When data is deleted, we use secure deletion methods that make recovery impossible, including:

• Cryptographic erasure of encryption keys
• Multiple overwrites of storage media
• Physical destruction of storage devices when necessary
• Verification of deletion through audit processes

8. International Data Transfers

Your data is primarily processed within the UK and EU. When transfers to third countries are necessary, we ensure adequate protection through:

• Adequacy decisions by the European Commission
• Standard Contractual Clauses (SCCs) approved by the EU
• Binding Corporate Rules for multinational service providers
• Certification schemes and codes of conduct

9. Children's Privacy

Our Service is not intended for children under 16 years of age. We do not knowingly collect personal information from children under 16. If we become aware that we have collected personal information from a child under 16, we will take steps to delete such information promptly.

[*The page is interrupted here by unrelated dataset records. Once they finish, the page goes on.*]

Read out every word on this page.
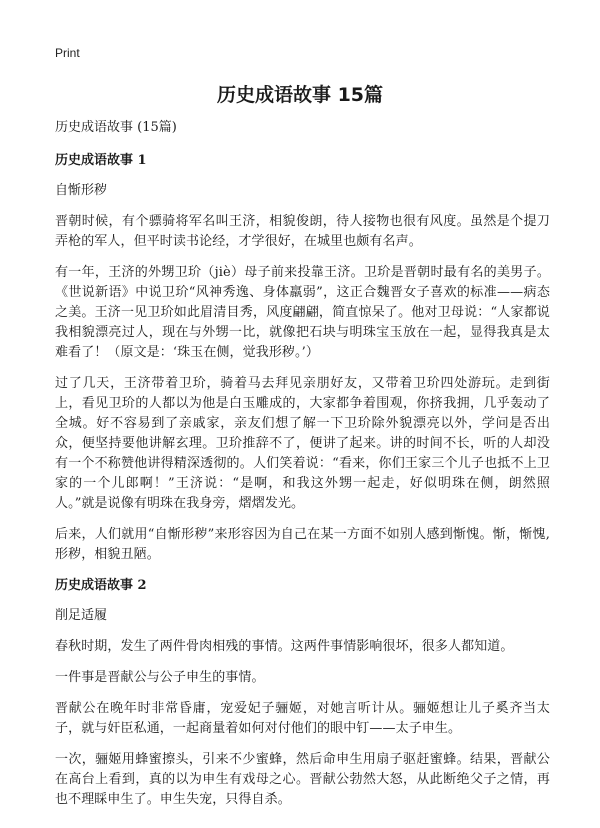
Print
历史成语故事 15篇

历史成语故事 (15篇)

历史成语故事 1

自惭形秽

晋朝时候，有个骠骑将军名叫王济，相貌俊朗，待人接物也很有风度。虽然是个提刀弄枪的军人，但平时读书论经，才学很好，在城里也颇有名声。

有一年，王济的外甥卫玠（jiè）母子前来投靠王济。卫玠是晋朝时最有名的美男子。《世说新语》中说卫玠“风神秀逸、身体羸弱”，这正合魏晋女子喜欢的标准——病态之美。王济一见卫玠如此眉清目秀，风度翩翩，简直惊呆了。他对卫母说：“人家都说我相貌漂亮过人，现在与外甥一比，就像把石块与明珠宝玉放在一起，显得我真是太难看了！（原文是：‘珠玉在侧，觉我形秽。’）

过了几天，王济带着卫玠，骑着马去拜见亲朋好友，又带着卫玠四处游玩。走到街上，看见卫玠的人都以为他是白玉雕成的，大家都争着围观，你挤我拥，几乎轰动了全城。好不容易到了亲戚家，亲友们想了解一下卫玠除外貌漂亮以外，学问是否出众，便坚持要他讲解玄理。卫玠推辞不了，便讲了起来。讲的时间不长，听的人却没有一个不称赞他讲得精深透彻的。人们笑着说：“看来，你们王家三个儿子也抵不上卫家的一个儿郎啊！”王济说：“是啊，和我这外甥一起走，好似明珠在侧，朗然照人。”就是说像有明珠在我身旁，熠熠发光。

后来，人们就用“自惭形秽”来形容因为自己在某一方面不如别人感到惭愧。惭，惭愧,形秽，相貌丑陋。

历史成语故事 2

削足适履

春秋时期，发生了两件骨肉相残的事情。这两件事情影响很坏，很多人都知道。

一件事是晋献公与公子申生的事情。

晋献公在晚年时非常昏庸，宠爱妃子骊姬，对她言听计从。骊姬想让儿子奚齐当太子，就与奸臣私通，一起商量着如何对付他们的眼中钉——太子申生。

一次，骊姬用蜂蜜擦头，引来不少蜜蜂，然后命申生用扇子驱赶蜜蜂。结果，晋献公在高台上看到，真的以为申生有戏母之心。晋献公勃然大怒，从此断绝父子之情，再也不理睬申生了。申生失宠，只得自杀。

10. Data Breach Notification

In the unlikely event of a data breach that poses a risk to your rights and freedoms, we will:

• Notify the relevant supervisory authority within 72 hours
• Inform affected individuals without undue delay
• Provide clear information about the nature of the breach
• Explain the measures taken to address the breach
• Offer guidance on steps you can take to protect yourself

11. Changes to This Privacy Policy

We may update this Privacy Policy from time to time to reflect changes in our practices, technology, legal requirements, or other factors. We will notify you of any material changes by:

• Posting the updated Policy on our website
• Sending you an email notification (if you have an account)
• Displaying a prominent notice on our Service
• Providing at least 30 days' notice for material changes

12. Contact Information and Data Protection Officer

For any questions, concerns, or requests regarding this Privacy Policy or your personal data, please contact us:

12.1 Supervisory Authority

If you are not satisfied with our response to your privacy concerns, you have the right to lodge a complaint with the UK's Information Commissioner's Office (ICO) or your local data protection authority.